There seems to be a University-wide virus spreading around the campus—most known for its colloquial term—passivity. The burden of always being branded the passive youth can be a difficult sword to carry, especially when we’re the ones falling on it everyday. It would be easy to just dismiss this as a fatal millennial flaw, but truth be told, passivity is just a smaller part of the spectrum in our method of handling grim situations.
It’s not that the youth doesn’t care—it’s just that, too often, we’re held back by the crippling thought that we are not of use. Although there are instances wherein we’re slowly and surely defying these expectations, the sad truth is that in a University wherein free speech is not so easily accepted and the “pangsarili” mentality is regularly practiced, our development as people of society is hindered. Considering that—excuse the clichéd line—the future of the world is in the hands of the youth, simply being a bystander in the ever-changing world and community has become an inexcusable sin. Just like when the Philippine National Police van reportedly rammed protestors in front of the US Embassy on October 19, awareness and the wide dissemination of the injustice surrounding the Lumad people only took place after our fellow Filipinos had been injured in the process. The sad truth is that this much publicity of the minority group would never have spread if the unfortunate event did not even happen.

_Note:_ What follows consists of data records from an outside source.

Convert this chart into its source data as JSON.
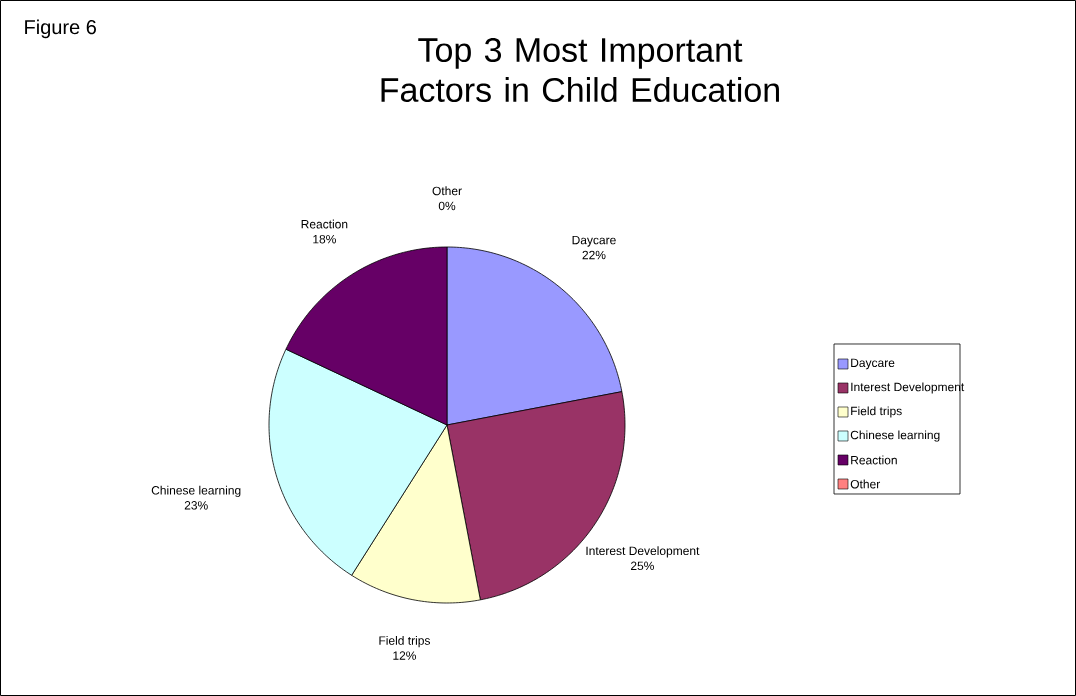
{
  "chart_data": {
    "type": "pie",
    "title": "Top 3 Most Important Factors in Child Education",
    "categories": [
      "Daycare",
      "Interest Development",
      "Field trips",
      "Chinese learning",
      "Reaction",
      "Other"
    ],
    "values": [
      22,
      25,
      12,
      23,
      18,
      0
    ],
    "value_labels": [
      "22%",
      "25%",
      "12%",
      "23%",
      "18%",
      "0%"
    ],
    "colors": [
      "#9999ff",
      "#993366",
      "#ffffcc",
      "#ccffff",
      "#660066",
      "#ff8080"
    ],
    "legend": "right",
    "annotations": [
      "Figure 6"
    ]
  }
}
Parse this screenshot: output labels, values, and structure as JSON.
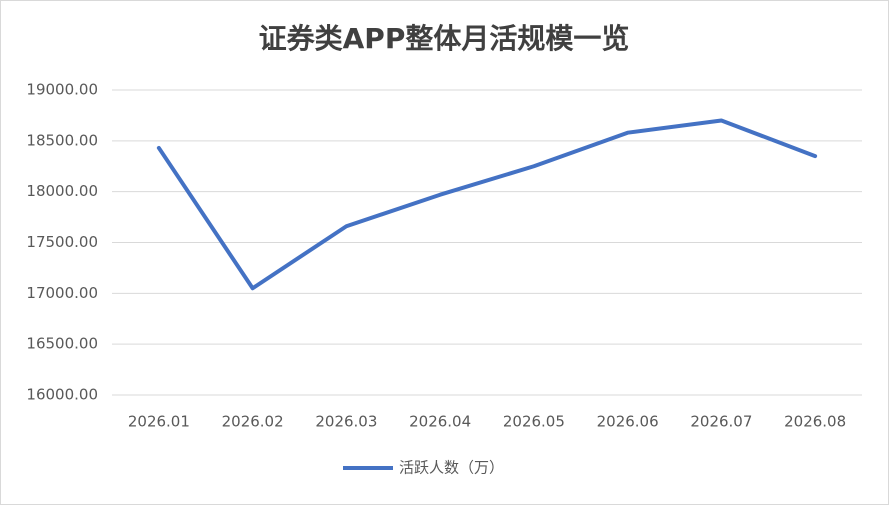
{
  "chart_data": {
    "type": "line",
    "title": "证券类APP整体月活规模一览",
    "categories": [
      "2026.01",
      "2026.02",
      "2026.03",
      "2026.04",
      "2026.05",
      "2026.06",
      "2026.07",
      "2026.08"
    ],
    "series": [
      {
        "name": "活跃人数（万）",
        "color": "#4472c4",
        "values": [
          18430,
          17050,
          17660,
          17970,
          18250,
          18580,
          18700,
          18350
        ]
      }
    ],
    "ylim": [
      16000,
      19000
    ],
    "yticks": [
      {
        "value": 16000,
        "label": "16000.00"
      },
      {
        "value": 16500,
        "label": "16500.00"
      },
      {
        "value": 17000,
        "label": "17000.00"
      },
      {
        "value": 17500,
        "label": "17500.00"
      },
      {
        "value": 18000,
        "label": "18000.00"
      },
      {
        "value": 18500,
        "label": "18500.00"
      },
      {
        "value": 19000,
        "label": "19000.00"
      }
    ],
    "grid": true,
    "legend": "bottom"
  }
}
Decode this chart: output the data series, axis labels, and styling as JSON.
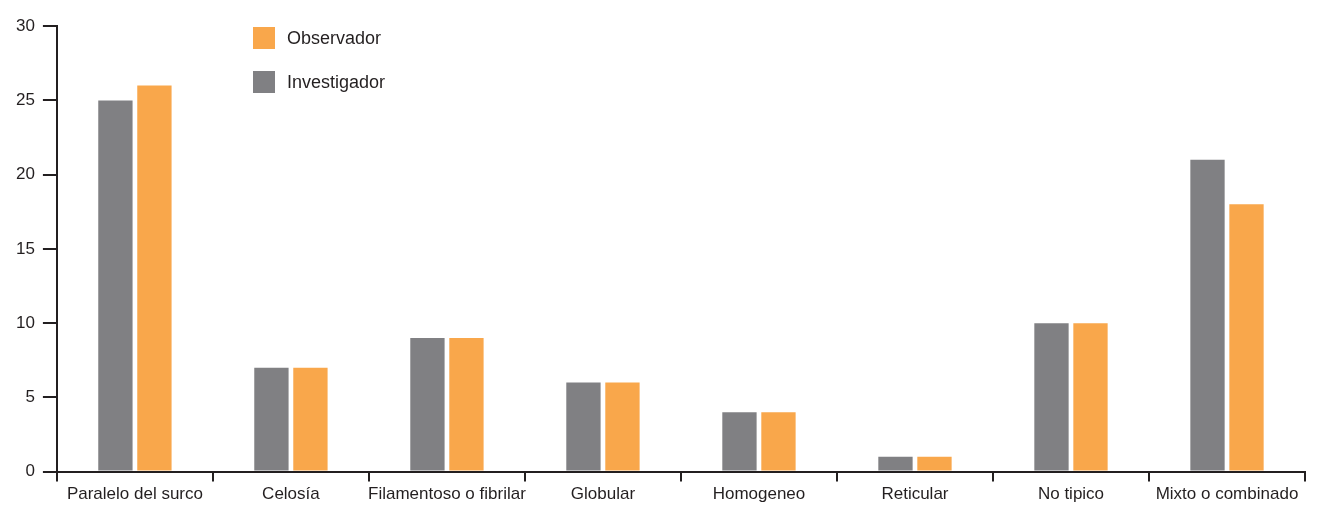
{
  "chart_data": {
    "type": "bar",
    "categories": [
      "Paralelo del surco",
      "Celosía",
      "Filamentoso o fibrilar",
      "Globular",
      "Homogeneo",
      "Reticular",
      "No tipico",
      "Mixto o combinado"
    ],
    "series": [
      {
        "name": "Investigador",
        "color": "#808083",
        "values": [
          25,
          7,
          9,
          6,
          4,
          1,
          10,
          21
        ]
      },
      {
        "name": "Observador",
        "color": "#f9a74b",
        "values": [
          26,
          7,
          9,
          6,
          4,
          1,
          10,
          18
        ]
      }
    ],
    "ylim": [
      0,
      30
    ],
    "yticks": [
      0,
      5,
      10,
      15,
      20,
      25,
      30
    ],
    "grid": false,
    "legend": "top left"
  }
}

“…even if we try so hard to be decent people…we often overlook the fact that by staying put and allowing injustices to thrive, we orchestrate or own fall from grace.”
Whether we admit it or not, there is a dark cloud called the bystander effect that has taken over how we live our lives. It’s really quite easy to be affected by this dangerously tempting disease—to just watch the world go by without saying a single word. As Filipinos, this can be the go-to habit to simply flip on the news and watch the faith of the country be manhandled by those in charge. However, the shattering effects of simply serving as a stand-in for your true inner convictions is not only an insult to the person you are, but also a great burden for the people around us.
A real-life example of this would be the 18-year old student stabbed to his death on the way home from school. Reportedly, people had heard his screams, but out of fear, failed to help. Through it all, even if we try so hard to be decent people—at least most of us—and try to lessen our wrongdoings, we often overlook the fact that by staying put and allowing injustices to thrive, we orchestrate or own fall from grace.
We are not entirely at fault for being this way, because more often than not, repression also plays a huge part in whether or not we choose to speak out. In a community like our University that envelops continuity, sweeping things under the rug has been the go-to action for hefty things that require cleaning and serious admission of fault. The forgive and forget mentality has been going on for so long that it’s come to a point that even when we are no longer happy with what’s happening in the campus—and that happens often—our response is to shrug off the disappointment and proceed to forget how we feel and how we can make things better.
To fight and eventually finish the bystander effect inflicted on us, we must see beyond our horizons and face the fact that sooner or later, we will be the ones in charge of the system. We must open our eyes and see the world for what it really is: not a big bad system out to corrupt us and take away our souls, but a canvass in which we must paint a meaningful streak—and eventually create our own image for the future. If we continue to be shackled by the idea that our community has been prewritten for us and continue to keep quiet and assume that the future is simply a paint-by-numbers type of design, then we are the ones responsible for the passivity in the first place—the main reason we backtrack as a University.
When the system is spoiled, we’ll have nothing to feed our minds with and no fuel to spark our fire to speak. Even though the easiest thing to do is feign numbness to the outside world, we must not let this disease eat us away. At the end of the day, the world is vastly a much bigger place than where we choose to quarantine ourselves in. Where we are right now as a nation will never determine where we will eventually go—and if we never move, there’s no saying how worse it can get.